Weiterbildungs-Controlling im Fokus

Auf Leadership Insiders wurde mit der Data Envelopment-Analysis Methode (DEA-Methode) bereits ein erster Ansatz vorgestellt, der sich auf die Messung der Produktivität einer Führungskraft im Vergleich zu Kolleginnen und Kollegen bezog (Führungskräfteranking). Als Konsequenz wurden Maßnahmen zur Führungskräfteentwicklung herausgestellt.

Damit taucht aber unmittelbar die Frage auf, wie sich der Wert einer Weiterbildung ökonomisch bewerten lässt. Eine solche Bewertung, etwa über beschreibende Kennziffern, muss und kann man sicherlich nicht überall anstreben. Umgekehrt gilt allerdings auch: Wo dies grundsätzlich möglich ist, kann und darf sich die Personalentwicklung Fragen nach ihrer Effizienz nicht entziehen. Denn auch im Personalbereich im Allgemeinen und der Führungskräfteentwicklung im Besonderen leitet das Ziel, sich zu verbessern, um so die stets knappen Güter Zeit und Geld effektiver und effizienter einzusetzen. Über das Ausmaß der Weiterbildung ist damit noch nichts ausgesagt, dies bleibt neben rechtlichen Vorgaben auch Verhandlungsgegenstand der betrieblichen Parteien. In jedem Falle gilt: Effektivität wie Effizienz benötigt Informationen.

Dies gilt umso mehr, als die Weiterbildung auch immer wichtiger wird. So zeigt eine Erhebung des Instituts der deutschen Wirtschaft Köln (IW) aus dem Jahre 2013, dass die befragten 1.845 Unternehmen in Deutschland durchschnittlich mit 1.132 Euro pro Mitarbeiter und Jahr in der Weiterbildung aktiv sind. Dies ist eine Steigerung von 9 Prozent gegenüber den Vorjahren (vgl. Seyda/Werner 2014). Entscheider benötigen angesichts dieser Entwicklungen mehr Informationen v.a. über den Nutzen ihrer Maßnahmen, dies auch im Sinne einer bestmöglichen Koordinierung und einer Qualitätsverbesserung, die gelegentlich idealerweise schon während der Maßnahme selbst greift (z. B. wenn sich diese über eine längere Periode erstreckt).

Fördert ein Weiterbildungs-Controlling eine menschenverachtende Profitmaximierung?

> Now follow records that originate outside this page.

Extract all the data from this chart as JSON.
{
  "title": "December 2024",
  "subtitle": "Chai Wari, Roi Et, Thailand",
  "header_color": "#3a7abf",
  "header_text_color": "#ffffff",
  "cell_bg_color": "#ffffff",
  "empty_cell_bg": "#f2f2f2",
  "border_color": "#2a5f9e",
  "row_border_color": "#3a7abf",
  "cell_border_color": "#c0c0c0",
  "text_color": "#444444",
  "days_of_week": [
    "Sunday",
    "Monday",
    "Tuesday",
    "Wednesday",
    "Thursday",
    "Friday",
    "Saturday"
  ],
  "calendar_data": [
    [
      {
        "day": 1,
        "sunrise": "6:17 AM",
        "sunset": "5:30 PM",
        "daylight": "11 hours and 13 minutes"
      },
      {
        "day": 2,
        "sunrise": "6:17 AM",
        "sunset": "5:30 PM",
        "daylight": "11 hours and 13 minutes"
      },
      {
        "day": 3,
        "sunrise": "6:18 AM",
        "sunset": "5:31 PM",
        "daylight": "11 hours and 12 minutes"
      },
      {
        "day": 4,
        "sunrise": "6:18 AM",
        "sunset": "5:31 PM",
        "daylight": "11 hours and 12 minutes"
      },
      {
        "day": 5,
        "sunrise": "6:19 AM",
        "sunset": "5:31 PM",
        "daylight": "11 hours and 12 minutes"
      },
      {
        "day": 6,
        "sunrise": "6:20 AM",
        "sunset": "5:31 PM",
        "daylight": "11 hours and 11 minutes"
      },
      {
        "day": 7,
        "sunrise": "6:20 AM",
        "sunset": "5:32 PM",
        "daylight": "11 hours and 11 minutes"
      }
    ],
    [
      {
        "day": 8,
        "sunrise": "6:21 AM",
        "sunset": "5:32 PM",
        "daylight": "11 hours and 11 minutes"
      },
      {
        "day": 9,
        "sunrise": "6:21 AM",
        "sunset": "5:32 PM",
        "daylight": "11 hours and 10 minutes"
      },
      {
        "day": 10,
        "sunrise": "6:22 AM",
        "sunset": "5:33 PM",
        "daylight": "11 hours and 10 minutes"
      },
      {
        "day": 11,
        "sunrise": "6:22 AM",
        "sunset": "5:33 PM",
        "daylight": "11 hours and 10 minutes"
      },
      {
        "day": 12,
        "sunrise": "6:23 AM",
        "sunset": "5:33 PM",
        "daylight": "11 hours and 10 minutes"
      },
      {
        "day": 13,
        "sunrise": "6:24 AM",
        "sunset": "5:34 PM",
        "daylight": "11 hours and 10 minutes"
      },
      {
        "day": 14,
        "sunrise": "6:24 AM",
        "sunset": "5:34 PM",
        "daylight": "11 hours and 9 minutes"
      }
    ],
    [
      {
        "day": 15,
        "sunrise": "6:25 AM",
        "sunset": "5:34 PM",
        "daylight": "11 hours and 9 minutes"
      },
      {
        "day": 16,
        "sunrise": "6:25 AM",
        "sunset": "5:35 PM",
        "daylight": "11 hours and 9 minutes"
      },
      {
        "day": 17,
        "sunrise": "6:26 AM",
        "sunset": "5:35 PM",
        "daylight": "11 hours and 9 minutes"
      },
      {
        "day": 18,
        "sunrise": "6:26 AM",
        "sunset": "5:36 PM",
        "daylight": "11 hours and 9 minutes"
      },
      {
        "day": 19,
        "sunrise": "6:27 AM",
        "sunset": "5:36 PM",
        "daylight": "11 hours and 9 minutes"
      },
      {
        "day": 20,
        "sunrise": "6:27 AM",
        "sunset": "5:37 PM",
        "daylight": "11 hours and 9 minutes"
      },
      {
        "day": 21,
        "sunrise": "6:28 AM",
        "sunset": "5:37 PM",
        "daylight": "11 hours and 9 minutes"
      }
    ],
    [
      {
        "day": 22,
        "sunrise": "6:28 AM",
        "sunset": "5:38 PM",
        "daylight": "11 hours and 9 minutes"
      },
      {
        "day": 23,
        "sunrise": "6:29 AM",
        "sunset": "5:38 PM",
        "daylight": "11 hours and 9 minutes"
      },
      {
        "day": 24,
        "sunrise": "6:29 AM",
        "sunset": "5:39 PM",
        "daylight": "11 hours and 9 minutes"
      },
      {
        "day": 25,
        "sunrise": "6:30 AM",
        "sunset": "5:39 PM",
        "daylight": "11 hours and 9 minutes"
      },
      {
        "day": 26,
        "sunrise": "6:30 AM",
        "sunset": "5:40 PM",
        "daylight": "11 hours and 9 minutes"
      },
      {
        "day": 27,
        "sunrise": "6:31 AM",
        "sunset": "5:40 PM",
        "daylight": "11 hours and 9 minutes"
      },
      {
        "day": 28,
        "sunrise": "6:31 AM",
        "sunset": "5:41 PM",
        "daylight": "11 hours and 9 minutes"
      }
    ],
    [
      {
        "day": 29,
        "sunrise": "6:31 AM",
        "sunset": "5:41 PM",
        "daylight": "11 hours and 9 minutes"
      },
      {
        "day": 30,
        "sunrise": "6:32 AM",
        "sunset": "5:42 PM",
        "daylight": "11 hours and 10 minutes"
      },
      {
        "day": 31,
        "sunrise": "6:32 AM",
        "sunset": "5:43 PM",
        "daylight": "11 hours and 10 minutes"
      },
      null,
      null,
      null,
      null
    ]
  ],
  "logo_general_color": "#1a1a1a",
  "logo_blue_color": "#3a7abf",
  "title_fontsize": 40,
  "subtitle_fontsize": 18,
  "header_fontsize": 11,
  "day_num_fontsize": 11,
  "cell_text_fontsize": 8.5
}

Weiterbildungs-Controlling ist methodisch anspruchsvoll, kein Zweifel. Wirkungsorientierte Berechnungen sind aufwendig. Und vorhandene Methoden werden oft als sperrig erlebt. Was regelmäßig bleibt, sind berechenbare Kosten, die mit Blick auf die personelle Entwicklung und in Kenntnis der Arbeitsmarktsituation in Budgets für die Folgeperiode überführt werden, über die dann die Geschäftsleitung jährlich entscheidet. Strukturen werden in der Regel ebenfalls fortgeschrieben, einige Experimente (eigeninitiativ oder beraterinduziert) gelegentlich gewagt. Fragen nach der Wirkung bleiben jedoch unbeantwortet.

Daneben werden aber auch moralische Bedenken gegen eine intensivierte oder auch beginnende Messung ins Feld geführt: Darf man Führungsbeziehungen und damit Menschen mittels Controlling zahlenbasiert steuern? Unterwerfen wir legitime Entwicklungsbedürfnisse nicht der Profitmaximierungslogik, wenn wir uns für deren Wirkungen interessieren?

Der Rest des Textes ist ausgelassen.